Autolycus, the son of Mercury (after whom Shakspeare christened his merry rogue in the Winter's Tale) was a thief suitable to the greater airiness of his origin. He is said to have performed tricks which must awake the envy even of horse-dealers ; for in pretending to return a capital horse which he had stolen, he palmed upon the owners a sorry jade

of an ass; which was gravely received by those flats of antiquity. Another time he went still farther; for having conveyed away a handsome bride, he sent in exchange an old lady elaborately hideous; yet the husband did not find out the trick till he had got off.

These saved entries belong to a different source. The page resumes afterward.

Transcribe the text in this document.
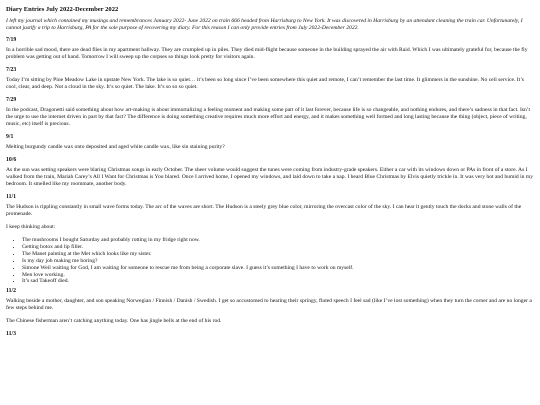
Diary Entries July 2022-December 2022

I left my journal which contained my musings and remembrances January 2022- June 2022 on train 666 headed from Harrisburg to New York. It was discovered in Harrisburg by an attendant cleaning the train car. Unfortunately, I cannot justify a trip to Harrisburg, PA for the sole purpose of recovering my diary. For this reason I can only provide entries from July 2022-December 2022.

7/19

In a horrible sad mood, there are dead flies in my apartment hallway. They are crumpled up in piles. They died mid-flight because someone in the building sprayed the air with Raid. Which I was ultimately grateful for, because the fly problem was getting out of hand. Tomorrow I will sweep up the corpses so things look pretty for visitors again.

7/23

Today I’m sitting by Pine Meadow Lake in upstate New York. The lake is so quiet… it’s been so long since I’ve been somewhere this quiet and remote, I can’t remember the last time. It glimmers in the sunshine. No cell service. It’s cool, clear, and deep. Not a cloud in the sky. It’s so quiet. The lake. It’s so so so quiet.

7/29

In the podcast, Dragonetti said something about how art-making is about immortalizing a feeling moment and making some part of it last forever, because life is so changeable, and nothing endures, and there’s sadness in that fact. Isn’t the urge to use the internet driven in part by that fact? The difference is doing something creative requires much more effort and energy, and it makes something well formed and long lasting because the thing (object, piece of writing, music, etc) itself is precious.

9/1

Melting burgundy candle wax onto deposited and aged white candle wax, like sin staining purity?

10/6

As the sun was setting speakers were blaring Christmas songs in early October. The sheer volume would suggest the tunes were coming from industry-grade speakers. Either a car with its windows down or PAs in front of a store. As I walked from the train, Mariah Carey’s All I Want for Christmas is You blared. Once I arrived home, I opened my windows, and laid down to take a nap. I heard Blue Christmas by Elvis quietly trickle in. It was very hot and humid in my bedroom. It smelled like my roommate, another body.

11/1

The Hudson is rippling constantly in small wave forms today. The arc of the waves are short. The Hudson is a steely grey blue color, mirroring the overcast color of the sky. I can hear it gently touch the docks and stone walls of the promenade.

I keep thinking about:

• The mushrooms I bought Saturday and probably rotting in my fridge right now.
• Getting botox and lip filler.
• The Manet painting at the Met which looks like my sister.
• Is my day job making me boring?
• Simone Weil waiting for God, I am waiting for someone to rescue me from being a corporate slave. I guess it’s something I have to work on myself.
• Men love working.
• It’s sad Takeoff died.
11/2

Walking beside a mother, daughter, and son speaking Norwegian / Finnish / Danish / Swedish. I get so accustomed to hearing their springy, fluted speech I feel sad (like I’ve lost something) when they turn the corner and are no longer a few steps behind me.

The Chinese fisherman aren’t catching anything today. One has jingle bells at the end of his rod.

11/3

Autolycus himself, however, was outwitted by Sisyphus, the son of Eolus. Autolycus was in the habit of stealing his neighbours' cattle, and altering the marks upon them. Among others he stole some from Sisyphus; but notwithstanding his usual precautions, he was astonished to find the latter come and pick out his oxen, as if nothing had happened. He had marked them under the hoof. Autolycus, it seems, had the usual generosity of genius; and was so pleased with this evidence of superior cunning, that some say he gave him in marriage his daughter Anticlea, who was afterwards the wife of Laertes, the father of Ulysses. According to others, however, he only favoured him with his daughter's company for a time, a fashion not yet extinct in some primitive countries; and it was a reproach made against Ulysses, that Laertes was only his pretended, and Sisyphus his real, father. Sisyphus has the credit of being the greatest knave of antiquity. His famous punishment in hell, of being compelled to roll a stone up a hill to all eternity, and seeing it always go down again, is attributed by some to a characteristic trait, which he could not help playing off upon Pluto. It was supposed by the ancients, that a

man's ghost wandered in a melancholy manner upon the banks of the Styx, as long as his corpse remained without burial. Sisyphus on his death-bed purposely charged his wife to leave him unburied; and then begged Pluto's permission to go back to earth, on his parole, merely to punish her for so scandalous a neglect. Like the lawyer, however, who contrived to let his hat fall inside the door of heaven, and got St. Peter's permission to step in for it, Sisyphus would not return; and so when Pluto had him again, he paid him for the trick with setting him upon this everlasting job.

The exploits of Mercury himself, the god of cunning, may be easily imagined to surpass every thing achieved by profaner hands. Homer, in the hymn to his honour, has given a delightful account of his prematurity in swindling. He had not been born many hours before he stole Vulcan's tools, Mars's sword, and Jupiter's sceptre. He beat Cupid in a wrestling bout on the same day; and Venus caressing him for his conquest, he returned the embrace by filching away her girdle. He would also have stolen Jupiter's thunderbolts, but was afraid of burning his fingers. On the evening of his birth-day, he drove off the cattle of Admetus, which Apollo was tending. The good-humoured god of wit endeavoured to frighten him into restoring them; but could not help laughing when, in the midst of his threatenings, he found himself without his quiver.